The easy example is americans reading europian literature. This isn't meant to trash on americans, its just easy since american culture is hard to dodge in the english speaking world, and therefore american analysis of other cultural works is just as hard to dodge. When you read one of those analysies and then you compare it against an analysis that shares a culture with the author, there's always going to be fairly plain differences in how things are taken, just because the context of the person reading is going to colour the analysis. On one hand you could say the american is just wrong - they started from the wrong point and got to the wrong end. On the other hand, and what I feel is more interesting, is that the starting point and by extension the ending point, says a huge amount about the person reading and what they're looking for. The author could dictate what they were going for, but that dictation is less interesting and less meaningful than taking a closer look at what lead to the difference.

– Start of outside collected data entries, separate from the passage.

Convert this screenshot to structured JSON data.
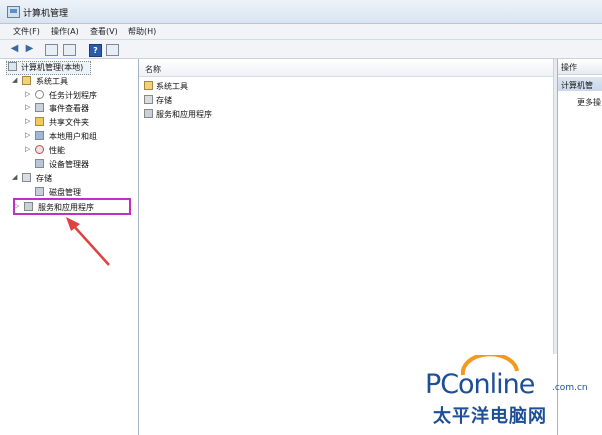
{
  "window": {
    "title": "计算机管理"
  },
  "menu": [
    "文件(F)",
    "操作(A)",
    "查看(V)",
    "帮助(H)"
  ],
  "toolbar": {
    "help_glyph": "?"
  },
  "tree": {
    "root": "计算机管理(本地)",
    "system_tools": "系统工具",
    "task_scheduler": "任务计划程序",
    "event_viewer": "事件查看器",
    "shared_folders": "共享文件夹",
    "local_users": "本地用户和组",
    "performance": "性能",
    "device_manager": "设备管理器",
    "storage": "存储",
    "disk_management": "磁盘管理",
    "services_apps": "服务和应用程序"
  },
  "center": {
    "column_header": "名称",
    "items": [
      "系统工具",
      "存储",
      "服务和应用程序"
    ]
  },
  "actions": {
    "header": "操作",
    "section": "计算机管",
    "more": "更多操"
  },
  "watermark": {
    "brand_p": "PC",
    "brand_online": "online",
    "brand_domain": ".com.cn",
    "brand_cn": "太平洋电脑网"
  },
  "colors": {
    "highlight": "#c030c8",
    "arrow": "#e04040",
    "brand": "#1d4f96",
    "brand_accent": "#f29a1d"
  }
}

The most interesting thing I ever came across with respect to how people interact with media is the phrase "If you're seeing it (reading/listening/consuming) then it's for you". More so than ever in a world where google suggests news articles to you based on what you've been reading. So we have a person who was lead to a piece of media that isn't from where they're from, who then consumes it and produces an opinion based on their own context. So you get three competing aspects - the system that helped you find this thing, what you've got going on inside, and the context of the world you're experiencing this stuff in. And from that farts out an opinion. Tolkien got brought up above here so consider this: start by assuming the readers are honest and the author is honest. That means that the context, internal workings and intent of the author was such that political commentary was completely not part of their goal and therefore the statement that they were making a commentary on it seems crazy. But at the exact same time, the context and internal workings of the reader who was lead to consume this media was such that the only conclusion was that there must be political commentary present. Isn't that wild?